Weather Service expects cooler temps, more storms
The summer forecast for North Louisiana predicts better chances of a wetter and cooler summer.
Due to the increased rainfall that the local area has received as of late, C. S. Ross, a Hydrologist at the National Weather Service Headquarters in Shreveport, said that “The soil moisture levels are higher than they normally are.” This means that all the local bodies of water will also have higher water levels as well.
That, along with predictions of storms to come in the future could potentially lead to, “an increased chance of flash floods and other flood related issues,” said Ross.
“Increased chances of sinkholes and other issues related to the ground shifting can also be a consequence due to higher than average ground moisture,” he said.

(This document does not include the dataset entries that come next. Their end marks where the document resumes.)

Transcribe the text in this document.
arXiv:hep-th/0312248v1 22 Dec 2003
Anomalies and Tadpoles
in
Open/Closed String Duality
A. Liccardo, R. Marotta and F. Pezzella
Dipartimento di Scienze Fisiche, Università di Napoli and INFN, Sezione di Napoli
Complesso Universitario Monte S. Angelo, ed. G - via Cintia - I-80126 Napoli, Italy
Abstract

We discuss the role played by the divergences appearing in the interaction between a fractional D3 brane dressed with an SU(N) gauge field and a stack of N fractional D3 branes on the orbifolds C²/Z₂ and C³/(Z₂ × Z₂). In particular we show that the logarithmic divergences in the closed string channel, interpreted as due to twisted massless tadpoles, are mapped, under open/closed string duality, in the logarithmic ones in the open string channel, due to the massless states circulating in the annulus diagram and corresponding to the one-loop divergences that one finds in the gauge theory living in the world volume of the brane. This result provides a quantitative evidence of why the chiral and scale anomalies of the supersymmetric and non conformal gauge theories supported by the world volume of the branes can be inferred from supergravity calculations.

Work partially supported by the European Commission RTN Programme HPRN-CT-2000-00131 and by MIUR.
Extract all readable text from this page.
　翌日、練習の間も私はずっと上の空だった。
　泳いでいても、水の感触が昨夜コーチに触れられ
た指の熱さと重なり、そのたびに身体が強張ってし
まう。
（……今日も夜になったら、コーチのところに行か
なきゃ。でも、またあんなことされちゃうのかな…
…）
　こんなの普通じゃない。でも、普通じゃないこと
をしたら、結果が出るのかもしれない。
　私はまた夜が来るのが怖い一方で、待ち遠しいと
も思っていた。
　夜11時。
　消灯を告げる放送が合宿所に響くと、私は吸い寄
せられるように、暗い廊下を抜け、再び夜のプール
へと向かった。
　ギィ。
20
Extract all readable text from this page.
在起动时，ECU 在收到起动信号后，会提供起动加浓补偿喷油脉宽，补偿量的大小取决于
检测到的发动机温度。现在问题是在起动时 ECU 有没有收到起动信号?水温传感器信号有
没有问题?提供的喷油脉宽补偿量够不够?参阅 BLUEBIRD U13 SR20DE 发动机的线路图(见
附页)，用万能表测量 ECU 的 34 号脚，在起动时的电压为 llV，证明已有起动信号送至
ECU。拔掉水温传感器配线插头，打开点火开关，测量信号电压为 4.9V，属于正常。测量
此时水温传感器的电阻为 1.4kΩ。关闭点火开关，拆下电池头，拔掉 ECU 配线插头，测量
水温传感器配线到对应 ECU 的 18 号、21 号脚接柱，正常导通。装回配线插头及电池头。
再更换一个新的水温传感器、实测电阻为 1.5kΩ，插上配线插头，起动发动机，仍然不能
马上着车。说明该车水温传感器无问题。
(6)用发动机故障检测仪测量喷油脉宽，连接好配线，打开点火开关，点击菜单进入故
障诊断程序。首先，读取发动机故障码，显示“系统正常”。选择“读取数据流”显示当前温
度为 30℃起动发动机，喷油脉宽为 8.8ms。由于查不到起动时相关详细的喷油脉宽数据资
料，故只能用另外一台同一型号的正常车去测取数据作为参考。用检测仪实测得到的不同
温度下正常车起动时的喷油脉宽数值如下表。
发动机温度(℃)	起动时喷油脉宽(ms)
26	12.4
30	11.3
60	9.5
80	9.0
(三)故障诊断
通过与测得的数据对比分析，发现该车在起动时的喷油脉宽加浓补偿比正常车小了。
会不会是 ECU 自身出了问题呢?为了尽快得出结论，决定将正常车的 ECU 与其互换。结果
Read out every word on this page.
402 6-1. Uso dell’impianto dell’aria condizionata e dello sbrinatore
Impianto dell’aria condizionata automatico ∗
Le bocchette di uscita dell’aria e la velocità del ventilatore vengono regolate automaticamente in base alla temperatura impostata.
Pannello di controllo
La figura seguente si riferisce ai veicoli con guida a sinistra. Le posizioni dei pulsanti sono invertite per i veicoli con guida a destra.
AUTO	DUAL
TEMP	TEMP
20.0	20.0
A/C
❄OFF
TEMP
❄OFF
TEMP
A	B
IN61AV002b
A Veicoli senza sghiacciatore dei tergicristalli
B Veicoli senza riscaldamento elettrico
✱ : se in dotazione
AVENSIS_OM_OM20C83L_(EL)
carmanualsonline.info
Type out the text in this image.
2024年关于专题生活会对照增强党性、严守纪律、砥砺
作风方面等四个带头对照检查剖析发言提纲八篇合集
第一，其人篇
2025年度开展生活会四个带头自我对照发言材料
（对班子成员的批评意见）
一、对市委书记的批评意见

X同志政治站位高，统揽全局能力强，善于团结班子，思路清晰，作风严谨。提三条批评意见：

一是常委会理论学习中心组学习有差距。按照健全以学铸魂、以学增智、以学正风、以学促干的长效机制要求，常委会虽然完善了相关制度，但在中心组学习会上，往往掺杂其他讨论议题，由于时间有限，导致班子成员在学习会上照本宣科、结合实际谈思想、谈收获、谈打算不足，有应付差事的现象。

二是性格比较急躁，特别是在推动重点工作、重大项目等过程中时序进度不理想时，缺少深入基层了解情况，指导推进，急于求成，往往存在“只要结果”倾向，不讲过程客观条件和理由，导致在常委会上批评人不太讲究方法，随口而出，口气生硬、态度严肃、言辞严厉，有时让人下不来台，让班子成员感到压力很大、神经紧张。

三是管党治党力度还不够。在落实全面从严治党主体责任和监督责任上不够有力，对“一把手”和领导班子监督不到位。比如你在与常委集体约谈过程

Though on the plus side, all of the ground moisture will lead to cooler temperatures than if the summer were to be dryer.
Hurricane season starts June 1 and it is predicted to be a relatively normal one. “Normal is good given the fact that the last major storm incident that directly affected Louisiana was Hurricane Gustav in 2008,” said Ross.
While it is anticipated to be a cooler-than-average summer, that doesn’t mean that it still won’t be hot. The Centers for Disease Control and Prevention states that on average “Extreme heat causes more than 600 deaths each year.” Typically your body can cool itself through bodily functions like sweating, however “(people) can become ill from the heat if (their) body can’t compensate for it and properly cool (them) off” the CDC states.
In fact, the high humidity North Louisiana will be faced with might actually increase the risk of extreme heat even with the cooler temperatures, due to the fact that “When the humidity is high, sweat won’t evaporate as quickly, which keeps your body from releasing heat as fast as it may need to” according to the CDC.
Luckily, these deaths and heat related illnesses are extremely preventable according to the CDC. People can do things such as “Stay in an air-conditioned indoor location as much as possible, drink plenty of fluids even if you don’t feel thirsty,
wear loose, lightweight, light-colored clothing and sunscreen, and schedule outdoor activities earlier or later in the day when the temperature is cooler.”